作者(前排右一)人生中的第一张照片。
老照片
这是我人生中的第一张照片。拍摄地点是在二叔家的院子里,那时院子周围的松树刚栽下去不久,还不及膝盖高。拍摄时间已记不清了,从我的穿着来看,估计不是春天就是秋天,但那件碎花单衣,我实在没有一点印象了。
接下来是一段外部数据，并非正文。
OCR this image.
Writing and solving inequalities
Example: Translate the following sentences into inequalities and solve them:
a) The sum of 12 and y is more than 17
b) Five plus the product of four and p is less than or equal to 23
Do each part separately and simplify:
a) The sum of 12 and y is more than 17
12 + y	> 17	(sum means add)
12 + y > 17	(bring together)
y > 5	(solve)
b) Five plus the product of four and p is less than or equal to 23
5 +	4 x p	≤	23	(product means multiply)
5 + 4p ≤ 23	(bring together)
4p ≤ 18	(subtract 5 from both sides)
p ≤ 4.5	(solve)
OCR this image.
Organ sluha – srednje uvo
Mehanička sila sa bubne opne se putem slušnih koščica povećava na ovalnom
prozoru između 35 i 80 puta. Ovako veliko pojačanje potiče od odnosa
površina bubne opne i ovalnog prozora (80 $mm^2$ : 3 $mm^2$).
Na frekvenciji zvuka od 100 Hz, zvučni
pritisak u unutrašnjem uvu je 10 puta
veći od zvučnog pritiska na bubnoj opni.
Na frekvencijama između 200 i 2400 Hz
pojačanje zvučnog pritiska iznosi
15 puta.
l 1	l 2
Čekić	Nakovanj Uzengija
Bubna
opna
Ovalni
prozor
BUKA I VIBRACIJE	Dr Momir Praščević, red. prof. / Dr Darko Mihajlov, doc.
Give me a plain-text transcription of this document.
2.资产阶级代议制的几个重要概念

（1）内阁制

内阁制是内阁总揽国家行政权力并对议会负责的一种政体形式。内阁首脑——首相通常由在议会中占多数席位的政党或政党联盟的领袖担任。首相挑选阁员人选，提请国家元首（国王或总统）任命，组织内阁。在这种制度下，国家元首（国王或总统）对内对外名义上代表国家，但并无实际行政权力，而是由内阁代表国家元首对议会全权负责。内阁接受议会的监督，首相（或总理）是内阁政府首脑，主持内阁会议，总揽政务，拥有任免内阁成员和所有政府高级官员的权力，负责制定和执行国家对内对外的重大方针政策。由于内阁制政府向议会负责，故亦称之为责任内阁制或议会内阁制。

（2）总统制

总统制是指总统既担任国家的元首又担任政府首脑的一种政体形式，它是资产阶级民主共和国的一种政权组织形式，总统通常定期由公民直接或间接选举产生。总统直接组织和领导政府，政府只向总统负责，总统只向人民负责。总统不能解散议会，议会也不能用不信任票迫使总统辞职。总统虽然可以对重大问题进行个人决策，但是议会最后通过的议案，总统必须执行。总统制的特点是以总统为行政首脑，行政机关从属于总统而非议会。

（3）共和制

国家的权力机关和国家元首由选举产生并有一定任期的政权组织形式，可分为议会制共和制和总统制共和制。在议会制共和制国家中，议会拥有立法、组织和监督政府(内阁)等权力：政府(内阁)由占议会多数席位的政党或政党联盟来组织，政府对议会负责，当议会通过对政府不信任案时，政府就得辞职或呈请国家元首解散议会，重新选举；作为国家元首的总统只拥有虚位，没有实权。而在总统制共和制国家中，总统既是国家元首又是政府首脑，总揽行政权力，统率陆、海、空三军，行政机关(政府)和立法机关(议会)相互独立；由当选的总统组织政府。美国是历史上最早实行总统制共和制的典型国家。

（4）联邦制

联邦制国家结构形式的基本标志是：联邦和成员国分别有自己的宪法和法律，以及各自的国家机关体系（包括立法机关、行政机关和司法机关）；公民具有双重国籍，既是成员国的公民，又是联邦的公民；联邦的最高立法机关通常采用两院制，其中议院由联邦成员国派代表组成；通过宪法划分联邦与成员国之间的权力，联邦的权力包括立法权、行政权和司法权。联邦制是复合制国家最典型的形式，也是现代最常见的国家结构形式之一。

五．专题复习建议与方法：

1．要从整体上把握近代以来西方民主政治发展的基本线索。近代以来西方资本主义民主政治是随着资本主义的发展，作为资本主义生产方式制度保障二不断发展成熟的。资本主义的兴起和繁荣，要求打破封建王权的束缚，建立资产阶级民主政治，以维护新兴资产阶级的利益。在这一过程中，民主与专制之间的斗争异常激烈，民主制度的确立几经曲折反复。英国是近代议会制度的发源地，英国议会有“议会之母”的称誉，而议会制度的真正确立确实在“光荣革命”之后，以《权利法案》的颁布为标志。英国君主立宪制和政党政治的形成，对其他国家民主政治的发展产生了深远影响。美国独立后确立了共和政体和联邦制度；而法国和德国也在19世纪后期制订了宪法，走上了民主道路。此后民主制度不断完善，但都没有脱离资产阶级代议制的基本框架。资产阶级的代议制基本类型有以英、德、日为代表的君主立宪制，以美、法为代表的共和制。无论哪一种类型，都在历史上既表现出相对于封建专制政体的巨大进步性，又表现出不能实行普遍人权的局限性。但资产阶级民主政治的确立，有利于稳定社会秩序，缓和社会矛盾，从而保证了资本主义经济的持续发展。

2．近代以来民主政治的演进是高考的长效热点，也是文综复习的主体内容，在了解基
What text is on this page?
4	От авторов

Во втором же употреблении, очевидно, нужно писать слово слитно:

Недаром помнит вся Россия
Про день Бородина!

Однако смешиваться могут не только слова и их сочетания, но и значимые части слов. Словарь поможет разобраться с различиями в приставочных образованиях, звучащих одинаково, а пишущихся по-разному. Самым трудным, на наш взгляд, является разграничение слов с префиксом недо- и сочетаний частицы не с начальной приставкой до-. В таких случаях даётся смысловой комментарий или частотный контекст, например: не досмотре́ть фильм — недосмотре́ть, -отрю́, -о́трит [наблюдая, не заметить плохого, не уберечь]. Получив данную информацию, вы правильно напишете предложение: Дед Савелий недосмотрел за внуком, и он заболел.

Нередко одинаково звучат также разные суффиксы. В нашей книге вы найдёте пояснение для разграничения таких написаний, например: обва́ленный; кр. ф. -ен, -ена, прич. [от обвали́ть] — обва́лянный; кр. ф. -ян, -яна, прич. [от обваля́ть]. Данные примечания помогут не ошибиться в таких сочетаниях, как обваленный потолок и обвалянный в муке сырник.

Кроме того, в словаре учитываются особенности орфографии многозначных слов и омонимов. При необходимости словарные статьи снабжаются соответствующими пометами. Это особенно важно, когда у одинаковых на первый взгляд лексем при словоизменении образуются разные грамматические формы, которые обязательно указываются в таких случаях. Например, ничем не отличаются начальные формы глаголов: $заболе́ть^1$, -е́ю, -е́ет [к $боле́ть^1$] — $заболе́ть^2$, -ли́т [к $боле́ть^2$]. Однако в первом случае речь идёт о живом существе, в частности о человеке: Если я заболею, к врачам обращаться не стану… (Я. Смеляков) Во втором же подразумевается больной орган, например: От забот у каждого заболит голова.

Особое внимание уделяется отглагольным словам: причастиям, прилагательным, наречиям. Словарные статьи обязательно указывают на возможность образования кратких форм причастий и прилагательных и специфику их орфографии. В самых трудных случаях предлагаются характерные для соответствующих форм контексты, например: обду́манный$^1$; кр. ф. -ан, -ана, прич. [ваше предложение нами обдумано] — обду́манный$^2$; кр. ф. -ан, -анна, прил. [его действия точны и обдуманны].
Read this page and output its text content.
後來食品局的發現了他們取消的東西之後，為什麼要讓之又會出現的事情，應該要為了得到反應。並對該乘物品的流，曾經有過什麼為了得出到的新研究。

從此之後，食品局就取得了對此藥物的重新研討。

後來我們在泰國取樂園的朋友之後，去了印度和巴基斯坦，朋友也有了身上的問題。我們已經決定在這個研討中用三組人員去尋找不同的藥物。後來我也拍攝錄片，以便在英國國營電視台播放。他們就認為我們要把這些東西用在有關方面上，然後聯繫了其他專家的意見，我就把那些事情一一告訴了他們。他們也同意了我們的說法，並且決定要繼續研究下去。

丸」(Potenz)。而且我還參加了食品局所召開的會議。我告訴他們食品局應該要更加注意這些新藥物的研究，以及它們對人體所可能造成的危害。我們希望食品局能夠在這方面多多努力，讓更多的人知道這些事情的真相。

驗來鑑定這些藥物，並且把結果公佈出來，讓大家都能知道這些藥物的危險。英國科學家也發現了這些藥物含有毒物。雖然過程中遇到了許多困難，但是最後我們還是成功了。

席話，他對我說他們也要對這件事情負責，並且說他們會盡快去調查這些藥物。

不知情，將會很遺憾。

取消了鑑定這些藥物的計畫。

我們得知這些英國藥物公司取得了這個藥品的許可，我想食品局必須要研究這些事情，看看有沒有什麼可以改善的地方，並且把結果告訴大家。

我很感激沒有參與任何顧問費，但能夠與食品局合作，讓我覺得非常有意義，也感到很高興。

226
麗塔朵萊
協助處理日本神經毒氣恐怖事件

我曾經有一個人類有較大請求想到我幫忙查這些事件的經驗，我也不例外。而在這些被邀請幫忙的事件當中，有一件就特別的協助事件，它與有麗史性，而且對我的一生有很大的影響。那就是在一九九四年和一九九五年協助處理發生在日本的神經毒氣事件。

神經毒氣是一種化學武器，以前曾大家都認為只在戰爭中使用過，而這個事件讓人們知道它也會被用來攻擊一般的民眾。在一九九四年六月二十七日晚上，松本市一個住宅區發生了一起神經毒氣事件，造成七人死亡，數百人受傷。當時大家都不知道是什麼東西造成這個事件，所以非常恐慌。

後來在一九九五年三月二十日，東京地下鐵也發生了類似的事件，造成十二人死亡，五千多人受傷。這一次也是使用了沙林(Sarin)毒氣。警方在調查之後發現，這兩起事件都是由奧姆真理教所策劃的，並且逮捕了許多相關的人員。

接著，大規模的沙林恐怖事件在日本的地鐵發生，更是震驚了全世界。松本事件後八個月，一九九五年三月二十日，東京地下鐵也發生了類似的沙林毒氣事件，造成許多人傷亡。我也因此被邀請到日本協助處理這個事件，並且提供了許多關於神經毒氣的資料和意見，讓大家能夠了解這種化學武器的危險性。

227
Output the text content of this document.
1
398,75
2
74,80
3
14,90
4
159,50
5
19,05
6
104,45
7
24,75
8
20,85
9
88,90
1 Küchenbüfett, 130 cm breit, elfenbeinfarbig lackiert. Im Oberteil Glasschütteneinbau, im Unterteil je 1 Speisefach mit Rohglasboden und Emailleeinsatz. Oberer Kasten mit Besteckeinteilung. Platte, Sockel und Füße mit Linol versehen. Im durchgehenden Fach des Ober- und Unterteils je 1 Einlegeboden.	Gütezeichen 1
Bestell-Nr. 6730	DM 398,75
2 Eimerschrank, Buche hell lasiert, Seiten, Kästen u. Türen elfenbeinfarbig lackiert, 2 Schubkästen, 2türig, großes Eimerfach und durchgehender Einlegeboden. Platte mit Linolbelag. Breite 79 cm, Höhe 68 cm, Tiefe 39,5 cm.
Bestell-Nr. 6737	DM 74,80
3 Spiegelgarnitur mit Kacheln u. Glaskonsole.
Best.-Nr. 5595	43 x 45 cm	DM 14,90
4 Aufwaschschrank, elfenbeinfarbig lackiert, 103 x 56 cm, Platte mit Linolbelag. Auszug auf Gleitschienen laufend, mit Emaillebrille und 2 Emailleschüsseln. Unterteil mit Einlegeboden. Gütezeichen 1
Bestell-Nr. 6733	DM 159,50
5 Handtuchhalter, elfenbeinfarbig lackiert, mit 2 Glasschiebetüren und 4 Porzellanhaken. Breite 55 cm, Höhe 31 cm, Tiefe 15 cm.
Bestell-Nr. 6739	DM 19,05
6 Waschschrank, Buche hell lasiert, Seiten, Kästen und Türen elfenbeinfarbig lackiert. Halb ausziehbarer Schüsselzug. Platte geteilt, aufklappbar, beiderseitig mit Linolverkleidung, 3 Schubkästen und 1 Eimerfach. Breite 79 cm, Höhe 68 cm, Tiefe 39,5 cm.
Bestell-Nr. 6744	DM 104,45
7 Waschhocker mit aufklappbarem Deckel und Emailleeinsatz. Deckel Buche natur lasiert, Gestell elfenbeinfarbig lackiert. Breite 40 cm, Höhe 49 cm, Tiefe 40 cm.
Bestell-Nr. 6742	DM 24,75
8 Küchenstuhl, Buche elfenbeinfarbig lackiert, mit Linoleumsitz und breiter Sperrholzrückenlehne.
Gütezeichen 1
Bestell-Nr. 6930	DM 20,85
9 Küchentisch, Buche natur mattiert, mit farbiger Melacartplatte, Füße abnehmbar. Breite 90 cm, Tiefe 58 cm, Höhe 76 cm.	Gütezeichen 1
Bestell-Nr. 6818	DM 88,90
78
如今院子里的松树已成挺拔参天之势,照片上的小女孩自然也想不到,三十多年后的自己会变成什么样子。她大概唯一能断定的是四十多岁的女人应是不再年轻,因为还不到四十岁的母亲整日里煮饭、洗衣、切猪草、喂猪食,像个陀螺似的在她面前转来转去,从不知疲倦,仿佛有使不完的劲。她从没见母亲穿过裙子,也不见她烫过头发,更不见她擦过雪花膏,这样的女人怎么会显年轻呢。
当时间真的过去三十年,才知道岁月的流逝是如此无情。
面霜是每天都要抹的,却依然挡不住浅褐色雀斑在脸上的肆虐蔓延之势,有一颗雀斑猖獗之极,爬至鼻梁正中便不肯再挪动,任镜中人将各种霜、液一阵狂抹,它却坚如磐石,赫然在“梁”,颇有宣誓主权的意味。
前几年还罕见的抬头纹、眼角纹也悄悄冒了出来,不经意的一笑,眼角的皱纹便立刻如刀刻般呈现。更恼人的是那嘴角的法令纹,任面膜和牛角刮片轮番上阵,自是“纹丝不动”,扎根稳当,且有越扎越深之势。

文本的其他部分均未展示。